Financially, of course, her family has also suffered. Hospital bills aren’t exactly cheap and since she’s constantly there, everyone has to give something up.

“It’s been tough. My dad works a full-time job, but my mom has to stay at home with Maya now, because she has to watch her so often,” Aneka said, “It’s definitely taken a toll on all of us.”

Since Maya has had this disease since she was six months old, making Maya feel included in Aneka’s life has been a constant struggle.

“One of the things Maya can’t do is swim in public pools, or do things normal children do. So, when I would go do things like that, it was always a question of how I was going to get there without her knowing, or feeling left out. I never wanted to hurt her feelings,” Aneka said. “And certain secrets have played a major role in our lives.”

Aneka’s friends are aware of how much Aneka has given up to help her sister and are very understanding when she can’t come to a sleepover or go to the mall on any given day.

“There’s been a lot of times where Aneka couldn’t come over because she needs to be with her sister, and I completely understand. It’s hard for her and she needs to be with her when she can,” freshman Sydney Hoover, one of Aneka’s friends, said.

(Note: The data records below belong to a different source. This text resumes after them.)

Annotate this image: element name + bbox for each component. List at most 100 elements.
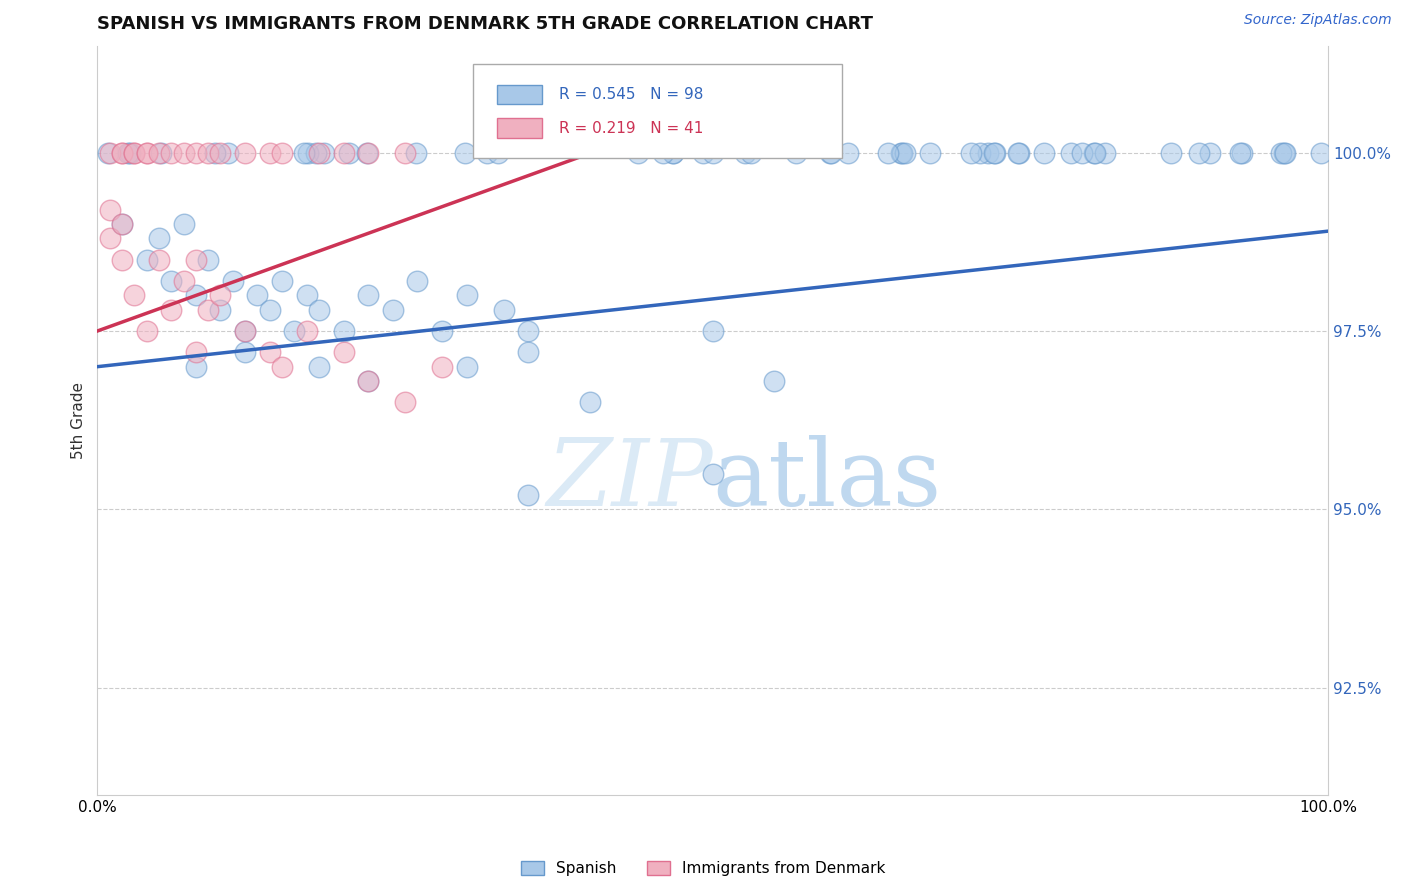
- Point: [173, 274, 195, 288]
- Point: [920, 145, 942, 160]
- Point: [332, 145, 354, 160]
- Point: [517, 324, 540, 338]
- Point: [120, 145, 142, 160]
- Point: [1071, 145, 1094, 160]
- Point: [150, 145, 173, 160]
- Point: [117, 145, 139, 160]
- Point: [1274, 145, 1296, 160]
- Point: [98, 231, 121, 245]
- Point: [233, 145, 256, 160]
- Point: [381, 302, 404, 317]
- Point: [1060, 145, 1083, 160]
- Text: R = 0.219   N = 41: R = 0.219 N = 41: [560, 120, 703, 136]
- Point: [217, 145, 239, 160]
- Point: [98, 202, 121, 217]
- Point: [651, 145, 673, 160]
- Point: [969, 145, 991, 160]
- Point: [160, 145, 183, 160]
- FancyBboxPatch shape: [472, 64, 842, 158]
- Point: [456, 359, 478, 374]
- Point: [292, 145, 315, 160]
- FancyBboxPatch shape: [498, 119, 541, 137]
- Point: [173, 145, 195, 160]
- Point: [308, 359, 330, 374]
- Point: [517, 345, 540, 359]
- Point: [763, 374, 786, 388]
- Point: [184, 288, 207, 302]
- Text: atlas: atlas: [713, 435, 942, 525]
- Point: [295, 288, 318, 302]
- Point: [135, 252, 157, 267]
- Point: [233, 324, 256, 338]
- Point: [233, 345, 256, 359]
- Point: [578, 395, 600, 409]
- Point: [111, 217, 134, 231]
- Point: [356, 145, 378, 160]
- Point: [97, 145, 120, 160]
- Point: [1008, 145, 1031, 160]
- Point: [271, 274, 294, 288]
- Point: [894, 145, 917, 160]
- Point: [1230, 145, 1253, 160]
- Point: [454, 145, 477, 160]
- Point: [259, 345, 281, 359]
- Point: [184, 345, 207, 359]
- Point: [135, 145, 157, 160]
- Point: [785, 145, 807, 160]
- Point: [977, 145, 1000, 160]
- Point: [111, 145, 134, 160]
- Point: [959, 145, 981, 160]
- Point: [246, 288, 269, 302]
- Point: [283, 324, 305, 338]
- Y-axis label: 5th Grade: 5th Grade: [72, 382, 86, 458]
- Legend: Spanish, Immigrants from Denmark: Spanish, Immigrants from Denmark: [515, 855, 891, 882]
- Point: [111, 217, 134, 231]
- Point: [312, 145, 335, 160]
- Point: [692, 145, 714, 160]
- Point: [406, 274, 429, 288]
- Point: [197, 302, 219, 317]
- Point: [430, 359, 453, 374]
- Point: [394, 395, 416, 409]
- Point: [1309, 145, 1331, 160]
- Point: [197, 145, 219, 160]
- Point: [890, 145, 912, 160]
- Point: [357, 145, 380, 160]
- Point: [111, 252, 134, 267]
- Point: [184, 252, 207, 267]
- Point: [394, 145, 416, 160]
- Point: [197, 252, 219, 267]
- Text: SPANISH VS IMMIGRANTS FROM DENMARK 5TH GRADE CORRELATION CHART: SPANISH VS IMMIGRANTS FROM DENMARK 5TH G…: [97, 15, 873, 33]
- Point: [135, 145, 157, 160]
- Point: [337, 145, 360, 160]
- Point: [271, 359, 294, 374]
- Point: [820, 145, 842, 160]
- Point: [456, 288, 478, 302]
- Text: R = 0.545   N = 98: R = 0.545 N = 98: [560, 87, 703, 102]
- Point: [1188, 145, 1211, 160]
- Point: [890, 145, 912, 160]
- Point: [173, 217, 195, 231]
- Point: [983, 145, 1005, 160]
- Text: ZIP: ZIP: [546, 435, 713, 525]
- Point: [124, 145, 146, 160]
- Point: [1094, 145, 1116, 160]
- Point: [332, 324, 354, 338]
- FancyBboxPatch shape: [498, 85, 541, 104]
- Point: [332, 345, 354, 359]
- Point: [357, 374, 380, 388]
- Point: [702, 467, 724, 481]
- Point: [148, 252, 170, 267]
- Point: [259, 302, 281, 317]
- Point: [308, 302, 330, 317]
- Point: [98, 145, 121, 160]
- Point: [702, 324, 724, 338]
- Point: [297, 145, 319, 160]
- Point: [734, 145, 756, 160]
- Point: [233, 324, 256, 338]
- Point: [475, 145, 498, 160]
- Point: [702, 145, 724, 160]
- Point: [1007, 145, 1029, 160]
- Point: [135, 324, 157, 338]
- Point: [160, 302, 183, 317]
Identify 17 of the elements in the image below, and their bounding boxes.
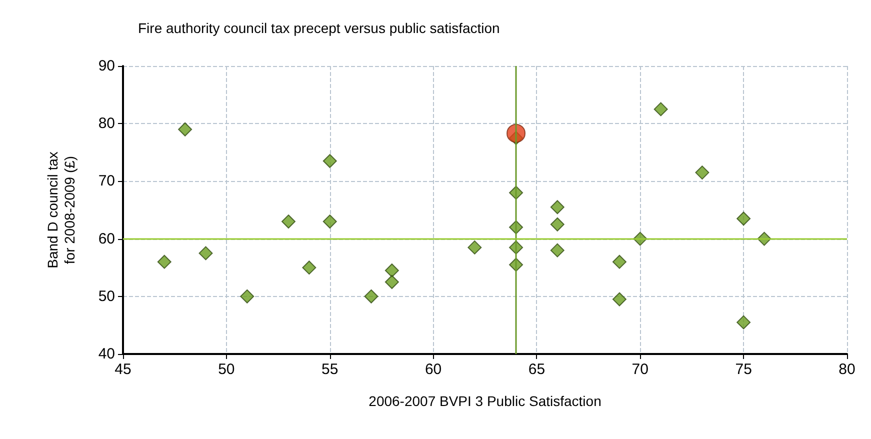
y-tick-label: 70: [98, 172, 115, 190]
x-tick-label: 60: [424, 361, 442, 378]
x-tick-label: 70: [632, 361, 648, 378]
x-tick-label: 45: [114, 361, 132, 378]
x-tick-label: 65: [528, 361, 546, 378]
chart-title: Fire authority council tax precept versus public satisfaction: [138, 20, 500, 36]
y-tick-label: 60: [98, 230, 115, 248]
x-tick-label: 80: [838, 361, 856, 378]
y-tick-label: 90: [98, 58, 115, 74]
x-tick-label: 75: [735, 361, 752, 378]
x-axis-title: 2006-2007 BVPI 3 Public Satisfaction: [368, 393, 602, 409]
y-tick-label: 80: [98, 115, 115, 132]
x-tick-label: 50: [218, 361, 235, 378]
y-axis-title: Band D council tax for 2008-2009 (£): [44, 152, 78, 268]
y-tick-label: 50: [98, 288, 115, 305]
x-tick-label: 55: [322, 361, 338, 378]
y-tick-label: 40: [98, 346, 115, 362]
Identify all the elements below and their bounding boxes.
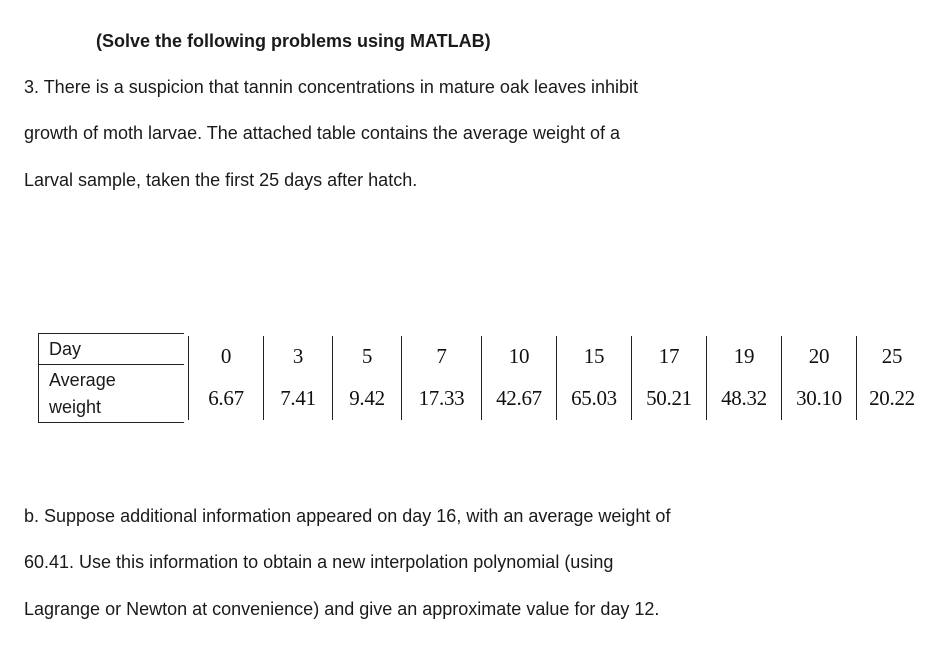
- weight-cell: 50.21: [631, 376, 707, 420]
- row-label-table: Day Average weight: [38, 332, 184, 423]
- problem-text-line-2: growth of moth larvae. The attached tabl…: [24, 123, 621, 143]
- row-label-average: Average: [49, 369, 116, 390]
- weight-cell: 65.03: [556, 376, 632, 420]
- day-cell: 7: [401, 336, 482, 376]
- weight-cell: 17.33: [401, 376, 482, 420]
- data-table: 0 3 5 7 10 15 17 19 20 25 6.67 7.41 9.42…: [188, 336, 927, 420]
- weight-cell: 30.10: [781, 376, 857, 420]
- weight-row: 6.67 7.41 9.42 17.33 42.67 65.03 50.21 4…: [188, 376, 927, 420]
- day-cell: 10: [481, 336, 557, 376]
- weight-cell: 6.67: [188, 376, 264, 420]
- weight-cell: 42.67: [481, 376, 557, 420]
- day-cell: 0: [188, 336, 264, 376]
- day-row: 0 3 5 7 10 15 17 19 20 25: [188, 336, 927, 376]
- day-cell: 17: [631, 336, 707, 376]
- problem-text-line-3: Larval sample, taken the first 25 days a…: [24, 170, 418, 190]
- part-b-text-line-3: Lagrange or Newton at convenience) and g…: [24, 599, 660, 619]
- problem-text-line-1: 3. There is a suspicion that tannin conc…: [24, 77, 639, 97]
- part-b-text-line-1: b. Suppose additional information appear…: [24, 506, 671, 526]
- weight-cell: 9.42: [332, 376, 402, 420]
- day-cell: 19: [706, 336, 782, 376]
- day-cell: 5: [332, 336, 402, 376]
- row-label-weight: weight: [49, 396, 102, 417]
- problem-instruction-heading: (Solve the following problems using MATL…: [96, 31, 491, 51]
- weight-cell: 48.32: [706, 376, 782, 420]
- day-cell: 3: [263, 336, 333, 376]
- part-b-text-line-2: 60.41. Use this information to obtain a …: [24, 552, 614, 572]
- weight-cell: 20.22: [856, 376, 927, 420]
- day-cell: 20: [781, 336, 857, 376]
- day-cell: 25: [856, 336, 927, 376]
- row-label-day: Day: [38, 332, 184, 366]
- row-label-average-weight: Average weight: [38, 364, 184, 423]
- weight-cell: 7.41: [263, 376, 333, 420]
- day-cell: 15: [556, 336, 632, 376]
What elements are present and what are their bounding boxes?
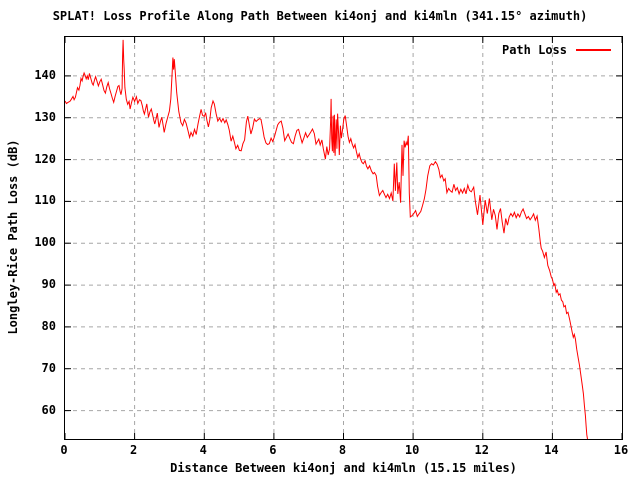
x-tick-label: 10 (404, 443, 420, 457)
y-tick-label: 90 (41, 277, 56, 292)
y-tick-label: 140 (34, 67, 56, 82)
x-tick-label: 16 (613, 443, 629, 457)
y-tick-label: 130 (34, 109, 56, 124)
legend: Path Loss (502, 43, 611, 57)
y-tick-label: 120 (34, 151, 56, 166)
x-tick-label: 2 (130, 443, 138, 457)
x-tick-label: 4 (199, 443, 207, 457)
x-tick-label: 0 (60, 443, 68, 457)
plot-area: Path Loss (64, 36, 623, 440)
x-tick-label: 14 (544, 443, 559, 457)
plot-canvas (65, 37, 622, 439)
y-tick-label: 60 (41, 402, 56, 417)
x-axis-label: Distance Between ki4onj and ki4mln (15.1… (170, 461, 517, 475)
legend-label: Path Loss (501, 43, 567, 57)
y-tick-label: 110 (34, 193, 56, 208)
x-tick-label: 8 (338, 443, 347, 457)
x-tick-label: 6 (269, 443, 277, 457)
x-tick-label: 12 (474, 443, 489, 457)
y-tick-label: 100 (34, 235, 56, 250)
y-tick-label: 70 (41, 360, 56, 375)
y-tick-label: 80 (41, 318, 56, 333)
chart-title: SPLAT! Loss Profile Along Path Between k… (52, 9, 588, 23)
legend-line-sample (576, 49, 611, 51)
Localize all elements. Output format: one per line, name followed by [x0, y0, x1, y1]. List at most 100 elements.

Some good news, however, has finally reached the Zarger family. Maya has become active on the kidney transplant list, which is a huge step for her and her family going forward. This means she could soon be able to have a normal kidney like other kids and finally be able to do what normal kids can.

This gives Maya, her family and Aneka hope for the future.

“I hope she’ll finally be able to live like other kids and really, that’s all I can ask,” Aneka said.